Mme Gauvin nous revient avec Créer. Écouter. Portraits d’artistes et d’écrivain.es (Mémoire d’encrier, 2024). L’essayiste a organisé sa riche matière en deux sections : elle fait d’abord un survol de l’œuvre de la plupart des artistes et des écrivains étudiés ayant marqué leur époque; puis, elle donne à lire une part du verbatim des rencontres qu’elle a eu avec la majorité d’entre eux, tout en mettant en contexte le moment, le lieu ou le climat socioculturel de ces conversations.

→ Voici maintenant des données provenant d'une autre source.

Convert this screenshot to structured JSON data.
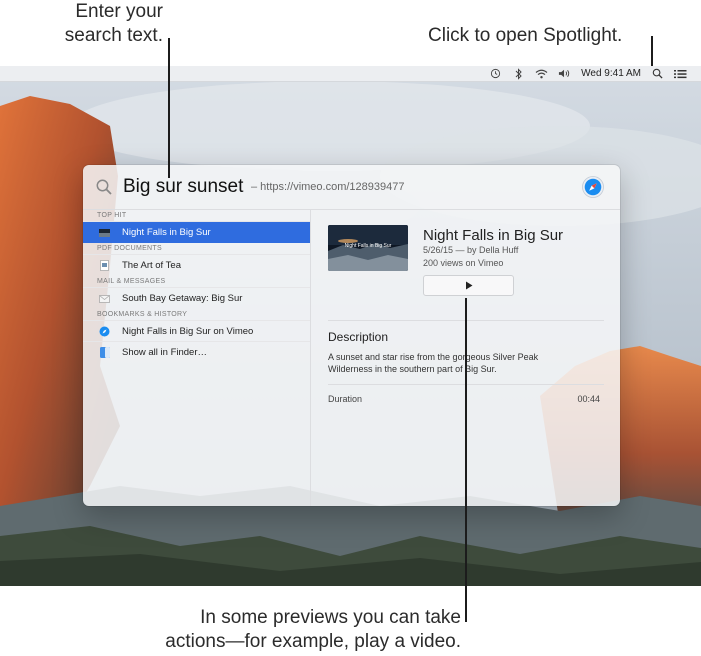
{
  "callouts": {
    "search_line1": "Enter your",
    "search_line2": "search text.",
    "spotlight": "Click to open Spotlight.",
    "preview_line1": "In some previews you can take",
    "preview_line2": "actions—for example, play a video."
  },
  "menubar": {
    "icons": [
      "time-machine-icon",
      "bluetooth-icon",
      "wifi-icon",
      "volume-icon",
      "spotlight-search-icon",
      "notification-center-icon"
    ],
    "clock": "Wed 9:41 AM"
  },
  "spotlight": {
    "query": "Big sur sunset",
    "hint": "– https://vimeo.com/128939477",
    "sections": [
      {
        "header": "TOP HIT",
        "items": [
          {
            "label": "Night Falls in Big Sur",
            "icon": "video-thumbnail-icon",
            "selected": true
          }
        ]
      },
      {
        "header": "PDF DOCUMENTS",
        "items": [
          {
            "label": "The Art of Tea",
            "icon": "pdf-icon",
            "selected": false
          }
        ]
      },
      {
        "header": "MAIL & MESSAGES",
        "items": [
          {
            "label": "South Bay Getaway: Big Sur",
            "icon": "mail-icon",
            "selected": false
          }
        ]
      },
      {
        "header": "BOOKMARKS & HISTORY",
        "items": [
          {
            "label": "Night Falls in Big Sur on Vimeo",
            "icon": "safari-icon",
            "selected": false
          }
        ]
      }
    ],
    "show_all": "Show all in Finder…",
    "preview": {
      "thumbnail_text": "Night Falls in Big Sur",
      "title": "Night Falls in Big Sur",
      "meta1": "5/26/15 — by Della Huff",
      "meta2": "200 views on Vimeo",
      "description_header": "Description",
      "description": "A sunset and star rise from the gorgeous Silver Peak Wilderness in the southern part of Big Sur.",
      "duration_label": "Duration",
      "duration_value": "00:44"
    }
  },
  "colors": {
    "selection": "#2f6cdf",
    "accent_safari": "#1a8cf0"
  }
}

À sa façon, « Lise Gauvin rend hommage aux artistes et écrivains exceptionnels qu'elle a côtoyés et qui l'ont marquée au cours de son parcours. Ses invités sont : Édouard Glissant, Jean-Paul Riopelle, Gaston Miron, Marie-Claire Blais, Assia Djebar, Anne Magnan, Anne Hébert, Joséphine Bacon. »

D’ailleurs, elle souligne qu’il « y a dans toute rencontre quelque chose d’imprévisible et de suspendu. Celles qui sont présentées dans cet ouvrage ont eu pour effet de me rendre sensible à cette pensée du tremblement que Glissant décrit comme étant l’emblème de notre modernité. Puisse cet archipel d’artistes et d’écrivains inspirer également les générations à venir. »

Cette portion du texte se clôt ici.